Data centre customers meanwhile, should be able to make what Quinbrook described were significant cost savings based on utilisation of renewables.
“Supernode is the latest example of our strategy to make impactful and ‘hard to repeat’ investments that help decarbonise energy intensive data center operations using renewable power solutions. Brendale is a truly unique location in the Pacific region and is well deserving of the ‘Supernode’ title,” Quinbrook manging partner David Scaysbrook said.
Scaysbrook noted that the founders of Quinbrook are themselves Queenslanders and hailed the opportunity that projects like the Supernode will bring in terms of catching up with Australia’s other states on climate and renewable energy progress, as well as building a digital economy ecosystem.
“This is the critical communications infrastructure needed by progressive industry in this State and it represents a competitive advantage in achieving Net Zero operations at low cost that may become the envy of competing economies the world over,” Scaysbrook said, noting that Quinbrook has recently also brought online the first phase of an 800MW ‘green’ data centre project in Texas.
Queensland has historically been Australia’s most emissions-intensive state, but the government of premier Anastasia Palaszczuk and the Queensland Australian Labor Party appear committed to an energy transition.
Its recently announced state budget included a progressive royalties system for coal industry company profits, as well as funding to invest in a 400MWh BESS as well as 13 smaller battery systems totalling 8MWh.

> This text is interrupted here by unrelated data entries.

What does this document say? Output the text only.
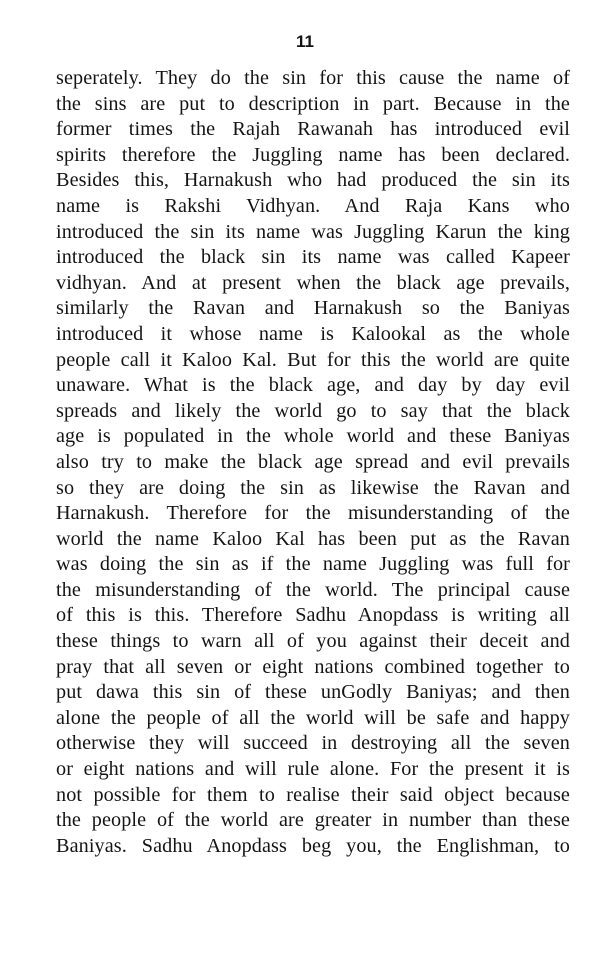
11
seperately. They do the sin for this cause the name of
the sins are put to description in part. Because in the
former times the Rajah Rawanah has introduced evil
spirits therefore the Juggling name has been declared.
Besides this, Harnakush who had produced the sin its
name is Rakshi Vidhyan. And Raja Kans who
introduced the sin its name was Juggling Karun the king
introduced the black sin its name was called Kapeer
vidhyan. And at present when the black age prevails,
similarly the Ravan and Harnakush so the Baniyas
introduced it whose name is Kalookal as the whole
people call it Kaloo Kal. But for this the world are quite
unaware. What is the black age, and day by day evil
spreads and likely the world go to say that the black
age is populated in the whole world and these Baniyas
also try to make the black age spread and evil prevails
so they are doing the sin as likewise the Ravan and
Harnakush. Therefore for the misunderstanding of the
world the name Kaloo Kal has been put as the Ravan
was doing the sin as if the name Juggling was full for
the misunderstanding of the world. The principal cause
of this is this. Therefore Sadhu Anopdass is writing all
these things to warn all of you against their deceit and
pray that all seven or eight nations combined together to
put dawa this sin of these unGodly Baniyas; and then
alone the people of all the world will be safe and happy
otherwise they will succeed in destroying all the seven
or eight nations and will rule alone. For the present it is
not possible for them to realise their said object because
the people of the world are greater in number than these
Baniyas. Sadhu Anopdass beg you, the Englishman, to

This is in addition to a number of large-scale battery projects underway through state-owned power companies.
In terms of other storage technologies, the government is financially supporting feasibility studies for large-scale pumped hydro energy storage (PHES) while also investing in a vanadium electrolyte processing facility for the flow battery industry. This week it welcomed the start of construction of a factory making flow batteries based on a different electrolyte compound, iron and saltwater.